Cabinet approves committee to lower food import prices

PM: Retail market is a "cartel" that needs to open to competition.

ISRAELIS SHOP at a Jerusalem supermarket. 370 (photo credit: Marc Israel Sellem/The Jerusalem Post)
ISRAELIS SHOP at a Jerusalem supermarket. 370
(photo credit: Marc Israel Sellem/The Jerusalem Post)
The cabinet on Sunday approved the creation of a committee on bringing down food prices by advancing “parallel imports,” or cheaper imports of products already available on the shelves.
“There is an unacceptable phenomenon of historic arrangements that are causing an increase in food prices and consumer exploitation,” Prime Minister Binyamin Netanyahu said at the meeting. “Without opening up the markets to imports, there will not be a reduction in food prices.”
Israel’s food prices have soared from 10 percent below the OECD (Organization for Economic Cooperation and Development) average in 2004 to 25% above it in 2013. 

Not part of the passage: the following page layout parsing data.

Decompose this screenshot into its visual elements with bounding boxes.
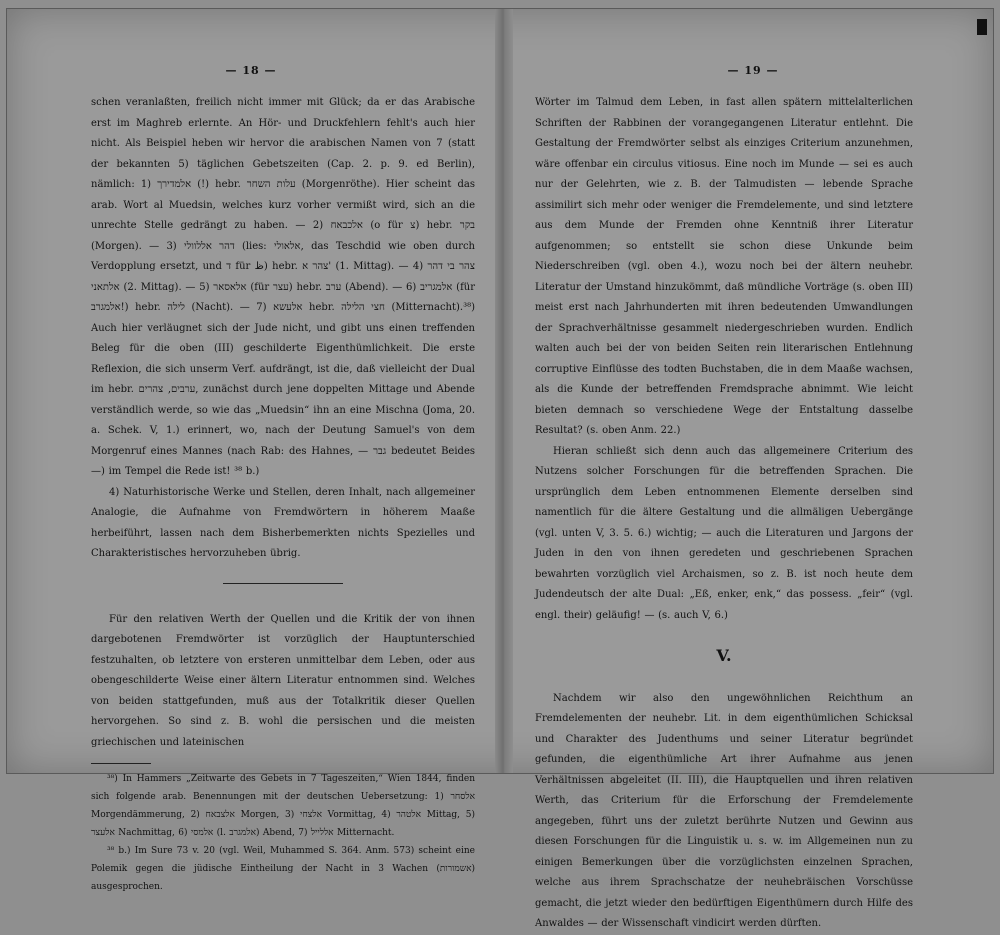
section-heading: V. [716, 646, 732, 665]
left-paragraph-2: 4) Naturhistorische Werke und Stellen, deren Inhalt, nach allgemeiner Analogie, die Aufnahme von Fremdwörtern in höherem Maaße herbeiführt, lassen nach dem Bisherbemerkten nichts Spezielles und Charakteristisches hervorzuheben übrig. [91, 486, 475, 559]
footnote-38: ³⁸) In Hammers „Zeitwarte des Gebets in 7 Tageszeiten,“ Wien 1844, finden sich folgende arab. Benennungen mit der deutschen Uebersetzung: 1) אלסחר Morgendämmerung, 2) אלצבאח Morgen, 3) אלצחי Vormittag, 4) אלטהר Mittag, 5) אלעצר Nachmittag, 6) אלמסי (l. אלמגרב) Abend, 7) אללייל Mitternacht. [91, 774, 475, 838]
left-paragraph-1: schen veranlaßten, freilich nicht immer mit Glück; da er das Arabische erst im Maghreb erlernte. An Hör- und Druckfehlern fehlt's auch hier nicht. Als Beispiel heben wir hervor die arabischen Namen von 7 (statt der bekannten 5) täglichen Gebetszeiten (Cap. 2. p. 9. ed Berlin), nämlich: 1) אלמדירך (!) hebr. עלות השחר (Morgenröthe). Hier scheint das arab. Wort al Muedsin, welches kurz vorher vermißt wird, sich an die unrechte Stelle gedrängt zu haben. — 2) אלכבאח (o für צ) hebr. בקר (Morgen). — 3) דהר אללוולי (lies: אלאולי, das Teschdid wie oben durch Verdopplung ersetzt, und ד für ظ) hebr. צהר א' (1. Mittag). — 4) צהר בי דהר אלתאני (2. Mittag). — 5) אלאסאר (für עצר) hebr. ערב (Abend). — 6) אלמגריב (für אלמגרב!) hebr. לילה (Nacht). — 7) אלעשא hebr. חצי הלילה (Mitternacht).³⁸) Auch hier verläugnet sich der Jude nicht, und gibt uns einen treffenden Beleg für die oben (III) geschilderte Eigenthümlichkeit. Die erste Reflexion, die sich unserm Verf. aufdrängt, ist die, daß vielleicht der Dual im hebr. ערבים, צהרים, zunächst durch jene doppelten Mittage und Abende verständlich werde, so wie das „Muedsin“ ihn an eine Mischna (Joma, 20. a. Schek. V, 1.) erinnert, wo, nach der Deutung Samuel's von dem Morgenruf eines Mannes (nach Rab: des Hahnes, — גבר bedeutet Beides —) im Tempel die Rede ist! ³⁸ b.) [91, 97, 476, 477]
scan-corner-mark [977, 19, 987, 35]
footnotes [91, 770, 475, 896]
section-divider [223, 583, 343, 584]
right-paragraph-3: Nachdem wir also den ungewöhnlichen Reichthum an Fremdelementen der neuhebr. Lit. in dem eigenthümlichen Schicksal und Charakter des Judenthums und seiner Literatur begründet gefunden, die eigenthümliche Art ihrer Aufnahme aus jenen Verhältnissen abgeleitet (II. III), die Hauptquellen und ihren relativen Werth, das Criterium für die Erforschung der Fremdelemente angegeben, führt uns der zuletzt berührte Nutzen und Gewinn aus diesen Forschungen für die Linguistik u. s. w. im Allgemeinen nun zu einigen Bemerkungen über die vorzüglichsten einzelnen Sprachen, welche aus ihrem Sprachschatze der neuhebräischen Vorschüsse gemacht, die jetzt wieder den bedürftigen Eigenthümern durch Hilfe des Anwaldes — der Wissenschaft vindicirt werden dürften. [535, 692, 913, 929]
book-gutter [495, 9, 513, 773]
book-spread [6, 8, 994, 929]
left-text-column [91, 93, 475, 896]
right-paragraph-1: Wörter im Talmud dem Leben, in fast allen spätern mittelalterlichen Schriften der Rabbinen der vorangegangenen Literatur entlehnt. Die Gestaltung der Fremdwörter selbst als einziges Criterium anzunehmen, wäre offenbar ein circulus vitiosus. Eine noch im Munde — sei es auch nur der Gelehrten, wie z. B. der Talmudisten — lebende Sprache assimilirt sich mehr oder weniger die Fremdelemente, und sind letztere aus dem Munde der Fremden ohne Kenntniß ihrer Literatur aufgenommen; so entstellt sie schon diese Unkunde beim Niederschreiben (vgl. oben 4.), wozu noch bei der ältern neuhebr. Literatur der Umstand hinzukömmt, daß mündliche Vorträge (s. oben III) meist erst nach Jahrhunderten mit ihren bedeutenden Umwandlungen der Sprachverhältnisse gesammelt niedergeschrieben wurden. Endlich walten auch bei der von beiden Seiten rein literarischen Entlehnung corruptive Einflüsse des todten Buchstaben, die in dem Maaße wachsen, als die Kunde der betreffenden Fremdsprache abnimmt. Wie leicht bieten demnach so verschiedene Wege der Entstaltung dasselbe Resultat? (s. oben Anm. 22.) [535, 97, 913, 436]
left-paragraph-3: Für den relativen Werth der Quellen und die Kritik der von ihnen dargebotenen Fremdwörter ist vorzüglich der Hauptunterschied festzuhalten, ob letztere von ersteren unmittelbar dem Leben, oder aus obengeschilderte Weise einer ältern Literatur entnommen sind. Welches von beiden stattgefunden, muß aus der Totalkritik dieser Quellen hervorgehen. So sind z. B. wohl die persischen und die meisten griechischen und lateinischen [91, 613, 475, 748]
footnote-38b: ³⁸ b.) Im Sure 73 v. 20 (vgl. Weil, Muhammed S. 364. Anm. 573) scheint eine Polemik gegen die jüdische Eintheilung der Nacht in 3 Wachen (אשמורות) ausgesprochen. [91, 846, 475, 892]
right-page [513, 9, 993, 929]
left-page [7, 9, 495, 892]
right-paragraph-2: Hieran schließt sich denn auch das allgemeinere Criterium des Nutzens solcher Forschungen für die betreffenden Sprachen. Die ursprünglich dem Leben entnommenen Elemente derselben sind namentlich für die ältere Gestaltung und die allmäligen Uebergänge (vgl. unten V, 3. 5. 6.) wichtig; — auch die Literaturen und Jargons der Juden in den von ihnen geredeten und geschriebenen Sprachen bewahrten vorzüglich viel Archaismen, so z. B. ist noch heute dem Judendeutsch der alte Dual: „Eß, enker, enk,“ das possess. „feir“ (vgl. engl. their) geläufig! — (s. auch V, 6.) [535, 445, 913, 621]
page-number-right: — 19 — [727, 64, 779, 77]
page-number-left: — 18 — [225, 64, 277, 77]
right-text-column [535, 93, 913, 935]
footnote-divider [91, 763, 151, 764]
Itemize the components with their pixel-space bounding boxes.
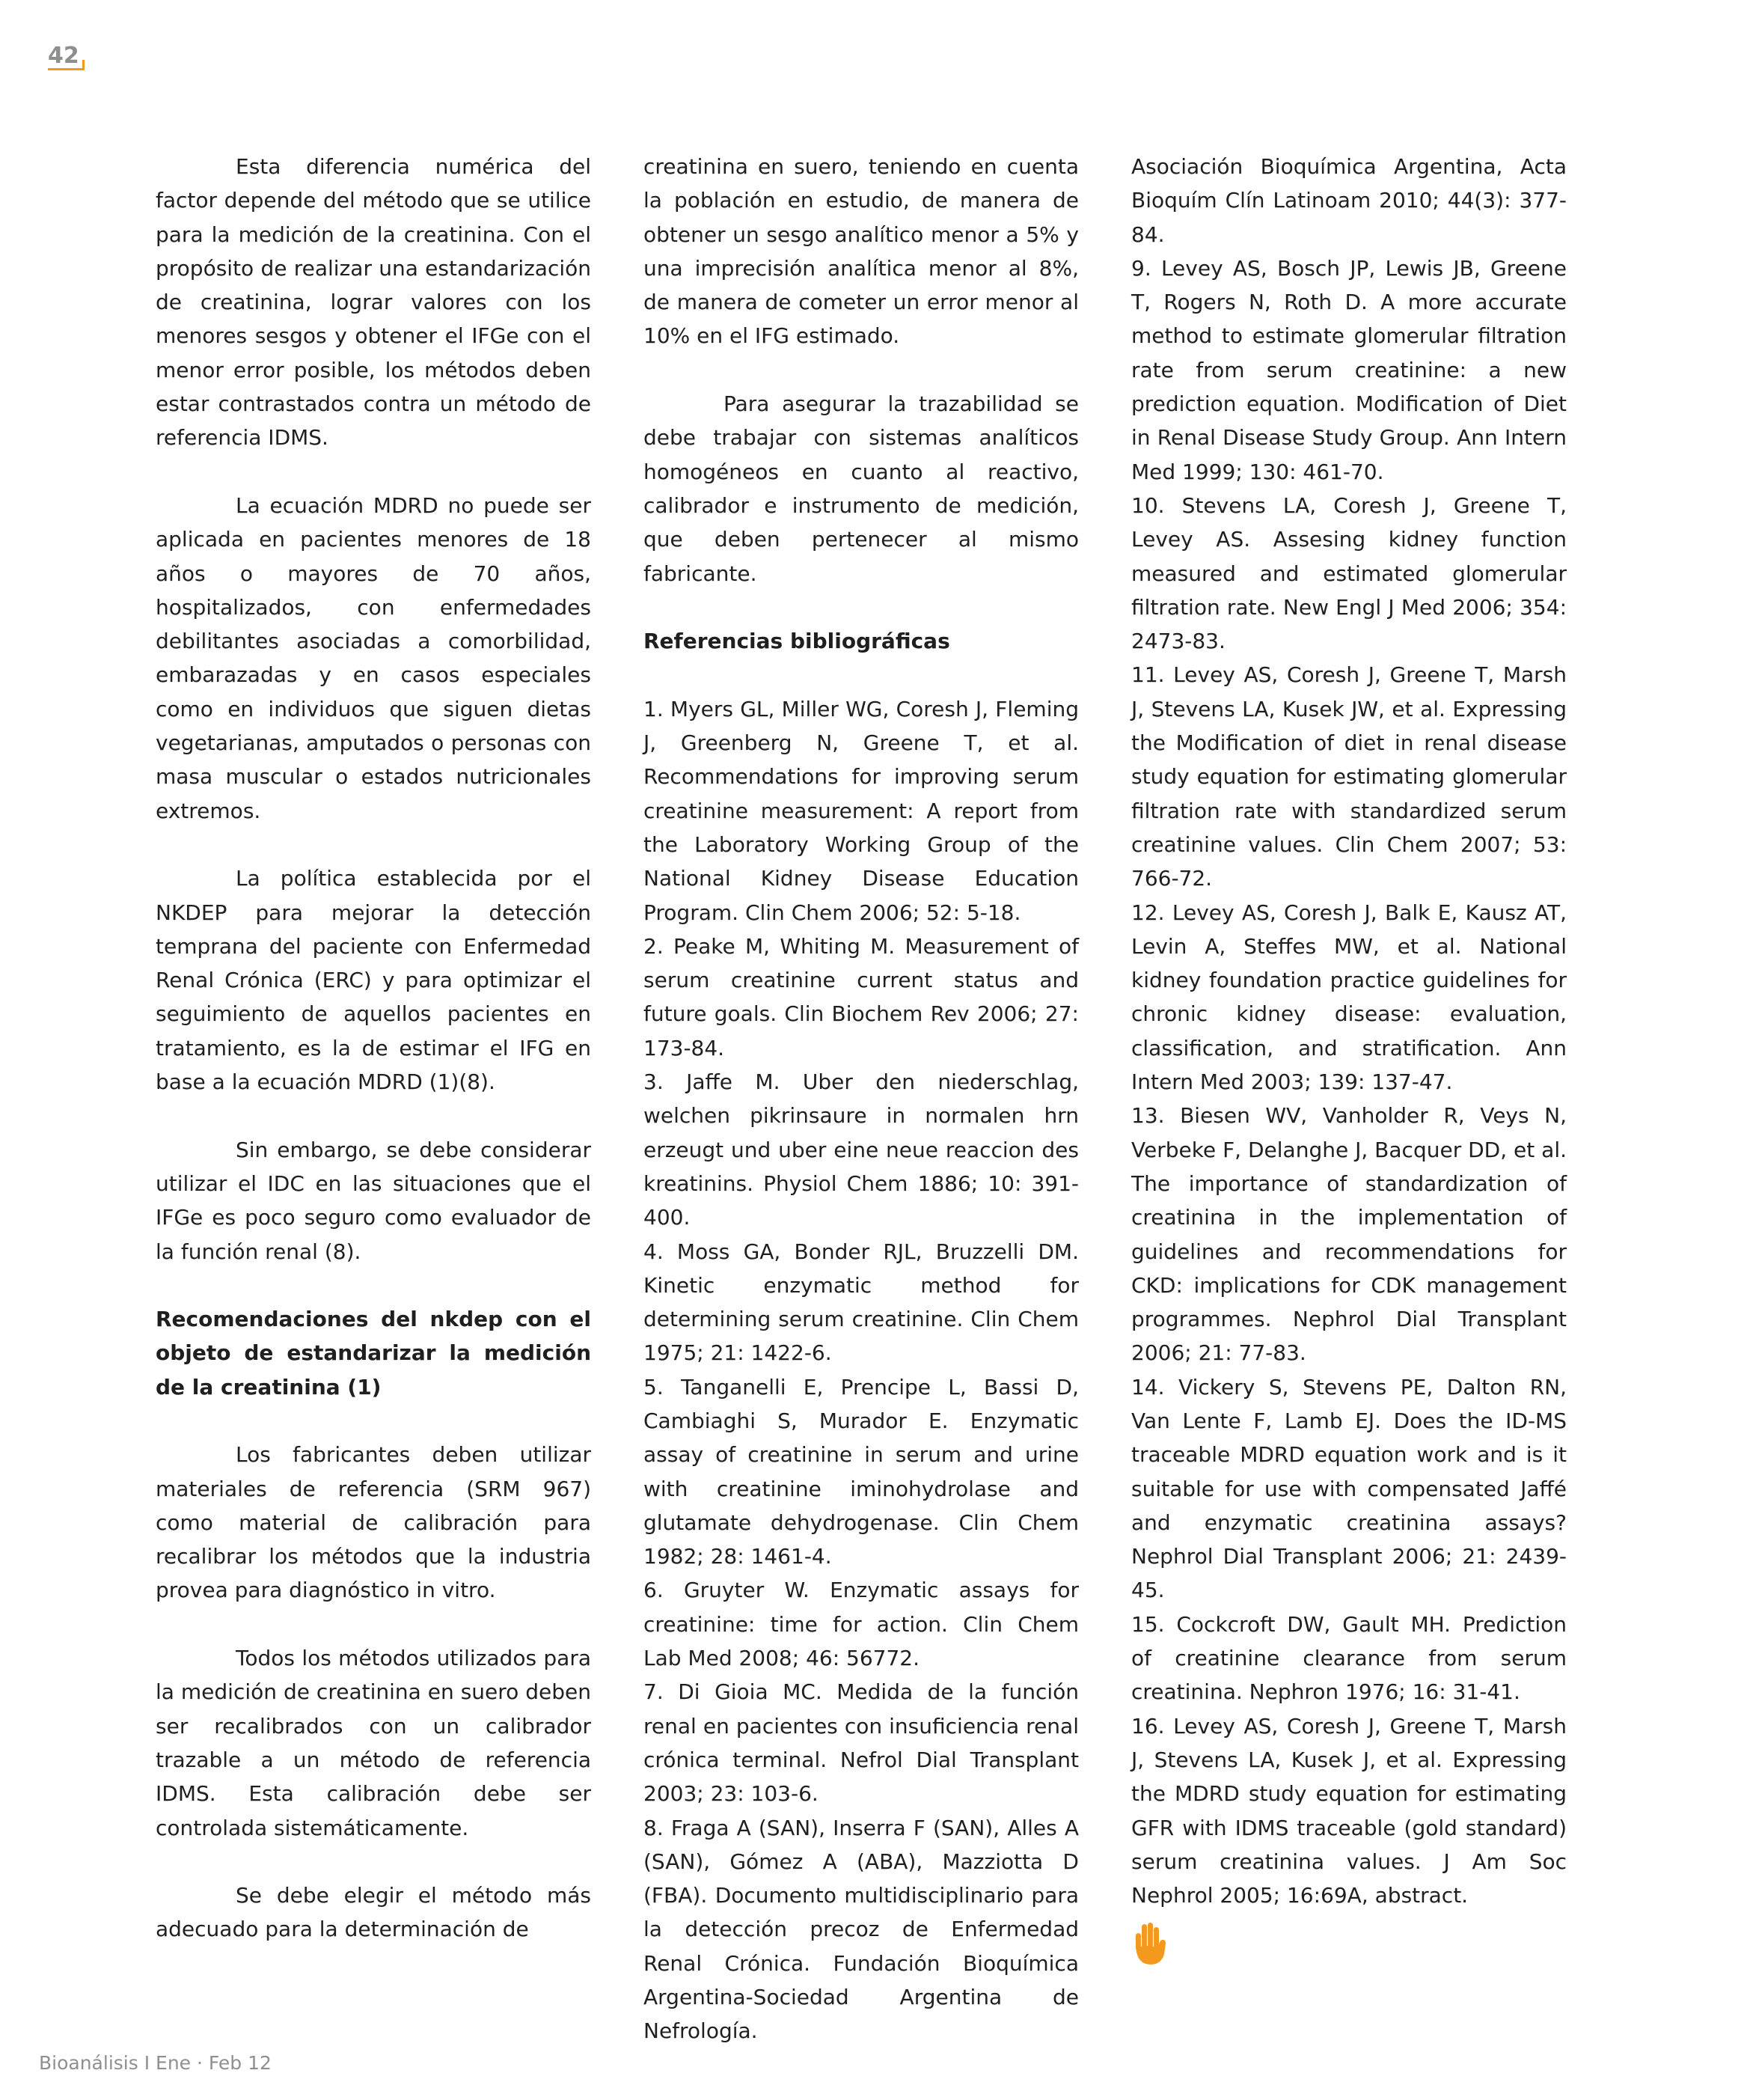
reference-item: 2. Peake M, Whiting M. Measurement of serum creatinine current status and future goals. Clin Biochem Rev 2006; 27: 173-84. <box>643 933 1079 1060</box>
page-number: 42 <box>48 43 82 70</box>
article-column-1 <box>156 150 591 1947</box>
reference-item: 15. Cockcroft DW, Gault MH. Prediction of creatinine clearance from serum creatinina. Nephron 1976; 16: 31-41. <box>1131 1611 1567 1705</box>
reference-item: 16. Levey AS, Coresh J, Greene T, Marsh J, Stevens LA, Kusek J, et al. Expressing the MDRD study equation for estimating GFR with IDMS traceable (gold standard) serum creatinina values. J Am Soc Nephrol 2005; 16:69A, abstract. <box>1131 1713 1567 1908</box>
references-heading: Referencias bibliográficas <box>643 629 950 654</box>
reference-item: 10. Stevens LA, Coresh J, Greene T, Levey AS. Assesing kidney function measured and estimated glomerular filtration rate. New Engl J Med 2006; 354: 2473-83. <box>1131 492 1567 654</box>
body-paragraph: Todos los métodos utilizados para la medición de creatinina en suero deben ser recalibrados con un calibrador trazable a un método de referencia IDMS. Esta calibración debe ser controlada sistemáticamente. <box>156 1646 591 1840</box>
body-paragraph: Los fabricantes deben utilizar materiales de referencia (SRM 967) como material de calibración para recalibrar los métodos que la industria provea para diagnóstico in vitro. <box>156 1442 591 1603</box>
reference-item: 5. Tanganelli E, Prencipe L, Bassi D, Cambiaghi S, Murador E. Enzymatic assay of creatinine in serum and urine with creatinine iminohydrolase and glutamate dehydrogenase. Clin Chem 1982; 28: 1461-4. <box>643 1374 1079 1569</box>
reference-item: 12. Levey AS, Coresh J, Balk E, Kausz AT, Levin A, Steffes MW, et al. National kidney foundation practice guidelines for chronic kidney disease: evaluation, classification, and stratification. Ann Intern Med 2003; 139: 137-47. <box>1131 900 1567 1095</box>
body-paragraph: creatinina en suero, teniendo en cuenta la población en estudio, de manera de obtener un sesgo analítico menor a 5% y una imprecisión analítica menor al 8%, de manera de cometer un error menor al 10% en el IFG estimado. <box>643 154 1079 349</box>
body-paragraph: Se debe elegir el método más adecuado para la determinación de <box>156 1883 591 1942</box>
article-column-2 <box>643 150 1079 2048</box>
reference-list <box>643 692 1079 2048</box>
reference-item: 1. Myers GL, Miller WG, Coresh J, Fleming J, Greenberg N, Greene T, et al. Recommendations for improving serum creatinine measurement: A report from the Laboratory Working Group of the National Kidney Disease Education Program. Clin Chem 2006; 52: 5-18. <box>643 696 1079 925</box>
body-paragraph: La ecuación MDRD no puede ser aplicada en pacientes menores de 18 años o mayores de 70 años, hospitalizados, con enfermedades debilitantes asociadas a comorbilidad, embarazadas y en casos especiales como en individuos que siguen dietas vegetarianas, amputados o personas con masa muscular o estados nutricionales extremos. <box>156 492 591 823</box>
reference-item: 13. Biesen WV, Vanholder R, Veys N, Verbeke F, Delanghe J, Bacquer DD, et al. The importance of standardization of creatinina in the implementation of guidelines and recommendations for CKD: implications for CDK management programmes. Nephrol Dial Transplant 2006; 21: 77-83. <box>1131 1103 1567 1366</box>
reference-item: 8. Fraga A (SAN), Inserra F (SAN), Alles A (SAN), Gómez A (ABA), Mazziotta D (FBA). Documento multidisciplinario para la detección precoz de Enfermedad Renal Crónica. Fundación Bioquímica Argentina-Sociedad Argentina de Nefrología. <box>643 1815 1079 2044</box>
reference-item: 9. Levey AS, Bosch JP, Lewis JB, Greene T, Rogers N, Roth D. A more accurate method to estimate glomerular filtration rate from serum creatinine: a new prediction equation. Modification of Diet in Renal Disease Study Group. Ann Intern Med 1999; 130: 461-70. <box>1131 255 1567 484</box>
reference-item: Asociación Bioquímica Argentina, Acta Bioquím Clín Latinoam 2010; 44(3): 377-84. <box>1131 154 1567 247</box>
body-paragraph: Sin embargo, se debe considerar utilizar el IDC en las situaciones que el IFGe es poco seguro como evaluador de la función renal (8). <box>156 1137 591 1264</box>
reference-item: 3. Jaffe M. Uber den niederschlag, welchen pikrinsaure in normalen hrn erzeugt und uber eine neue reaccion des kreatinins. Physiol Chem 1886; 10: 391-400. <box>643 1069 1079 1230</box>
reference-item: 14. Vickery S, Stevens PE, Dalton RN, Van Lente F, Lamb EJ. Does the ID-MS traceable MDRD equation work and is it suitable for use with compensated Jaffé and enzymatic creatinina assays? Nephrol Dial Transplant 2006; 21: 2439-45. <box>1131 1374 1567 1603</box>
reference-item: 11. Levey AS, Coresh J, Greene T, Marsh J, Stevens LA, Kusek JW, et al. Expressing the Modification of diet in renal disease study equation for estimating glomerular filtration rate with standardized serum creatinine values. Clin Chem 2007; 53: 766-72. <box>1131 662 1567 891</box>
body-paragraph: Para asegurar la trazabilidad se debe trabajar con sistemas analíticos homogéneos en cuanto al reactivo, calibrador e instrumento de medición, que deben pertenecer al mismo fabricante. <box>643 391 1079 586</box>
hand-icon <box>1131 1921 1167 1966</box>
reference-item: 6. Gruyter W. Enzymatic assays for creatinine: time for action. Clin Chem Lab Med 2008; 46: 56772. <box>643 1578 1079 1671</box>
body-paragraph: La política establecida por el NKDEP para mejorar la detección temprana del paciente con Enfermedad Renal Crónica (ERC) y para optimizar el seguimiento de aquellos pacientes en tratamiento, es la de estimar el IFG en base a la ecuación MDRD (1)(8). <box>156 866 591 1095</box>
article-column-3 <box>1131 150 1567 1966</box>
footer-text: Bioanálisis I Ene · Feb 12 <box>39 2052 272 2074</box>
section-heading: Recomendaciones del nkdep con el objeto de estandarizar la medición de la creatinina (1) <box>156 1307 591 1400</box>
body-paragraph: Esta diferencia numérica del factor depende del método que se utilice para la medición de la creatinina. Con el propósito de realizar una estandarización de creatinina, lograr valores con los menores sesgos y obtener el IFGe con el menor error posible, los métodos deben estar contrastados contra un método de referencia IDMS. <box>156 154 591 451</box>
reference-item: 7. Di Gioia MC. Medida de la función renal en pacientes con insuficiencia renal crónica terminal. Nefrol Dial Transplant 2003; 23: 103-6. <box>643 1679 1079 1807</box>
reference-item: 4. Moss GA, Bonder RJL, Bruzzelli DM. Kinetic enzymatic method for determining serum creatinine. Clin Chem 1975; 21: 1422-6. <box>643 1239 1079 1366</box>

A Knesset study released last week found that while the cost of food went up just 1.8% in the EU from 2005-13, in Israel it rose 16%. In all the food categories, only fruits and vegetables were found to be cheaper in Israel.
Citing a Finance Ministry study that found two chains dominating some 60% of the retail market, Netanyahu called the retail market a “cartel” that needs to open to competition. 
“The meaning of this statistic is that there is no competition,” he said. Reducing import barriers, he said, would help the problem.
The committee is to be headed by Prime Minister’s Office director-general Harel Locker.